一緒に帰ろうと校門の前で待ってくれていた紗奈と手を繋ぎ、母校の校舎に別れを告げて千歳は最後の通学路を歩く。楽しい思い出はそのまま心にしまいながらどこからか込み上げてくる寂しさを振り切って─────
道中、アメリカのダンテから電話があり、妻のベアトリーチェと共に祝いの言葉を贈られた。本来ならば卒業式にも駆けつけたかったが主役が変わってしまうと思い、こうして電話を掛けたのだとか。そして険しい道を歩むであろう千歳が希望に満ちた門出の日を迎えられることを師としてではなく、親友として祈らせてほしいとあらためて2人の卒業を祝い『また会おう!』と言い残して電話を切る。エヴァンス夫妻からの祝福を受け、紗奈は涙を流すのではないかというほど感動していた。

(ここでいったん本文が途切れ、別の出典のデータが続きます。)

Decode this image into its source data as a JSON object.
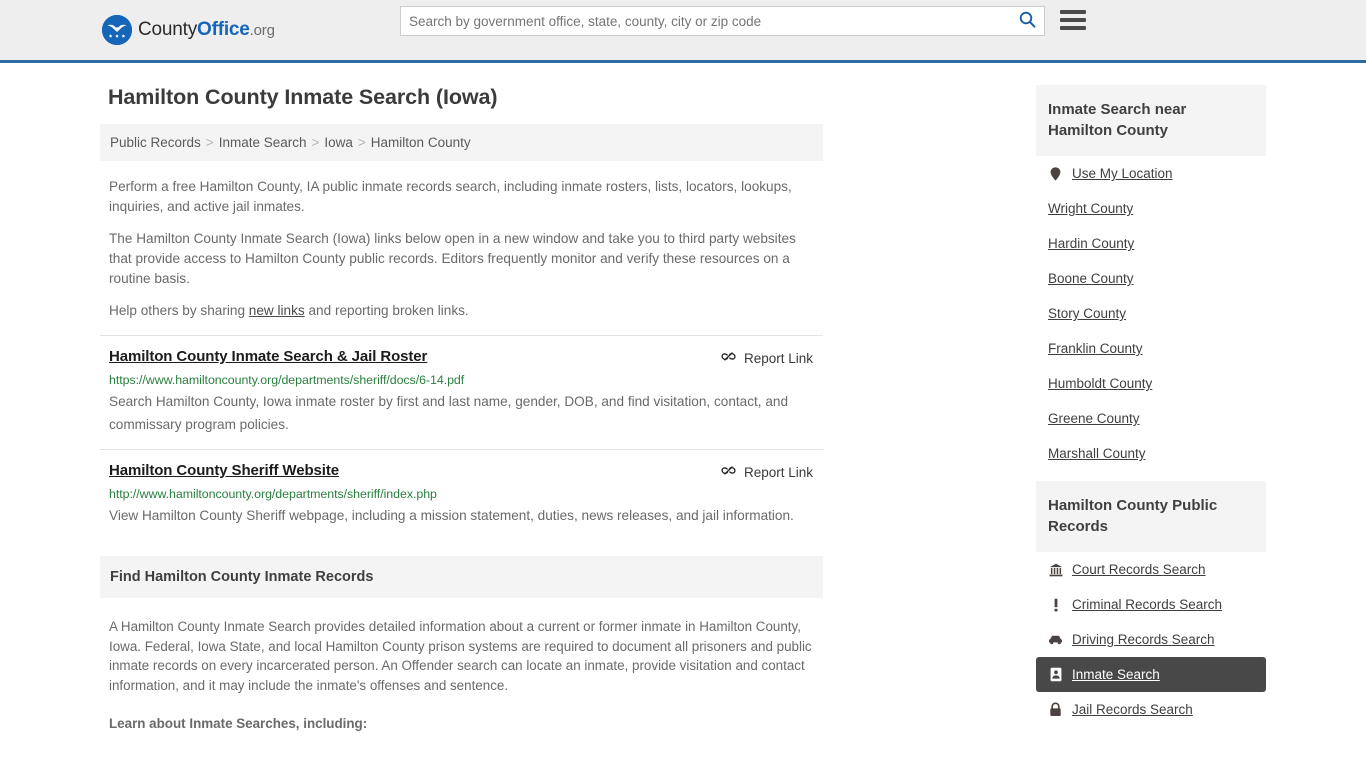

もうすぐ始まる新しい生活、といっても評議会でなにをするかは具体的に明言されていないため紗奈が通う専門学校の話を聞くばかりの時間を過ごすうち家の前に着いてしまい、有間の屋敷で今夜行われる卒業祝いの会合でまた会おうと名残惜しげに手を離して帰宅したあと着納めとなった制服から着替え、約束の鬼恐山にて龍脈を練り上げながら静かにその時を待つ千歳のもとへやって来た千尋が式後に同じく生徒会の役員を務めていた同級生や後輩、お世話になった教師に呼び止められていたと遅参を詫びるが特に気にする様子もなく瞑想を終えた。
「気にするなよ、さっそく始めるか?」
「いや、もうすぐ見届け人が来る頃だ。その合図で─────」
そこへバイクに乗った千悟も到着してまだ始まっていないことに感心した彼は以前のように合図を撃ち上げようと、取り出した魔装兵器のリボルバー銃の弾倉に1発の銃弾を装填して『|On your marks《位置について》!』の掛け声と共に銃口を上へ向け、まるで武道の試合をするかのように向かい合った千歳と千尋は黒い影と紫電を身に纏ってファイティングポーズをとる。
「Get set─────Go!」
撃ち出される青い魔力を纏った銃弾が空で火花を散らすと同時に駆け出した2人のいつの間にやら錬成されていた黒刀と雷槍の刃がぶつかり、いつかの決着を付けることを心のどこかで望んでいた彼らは互いに微笑みを浮かべた。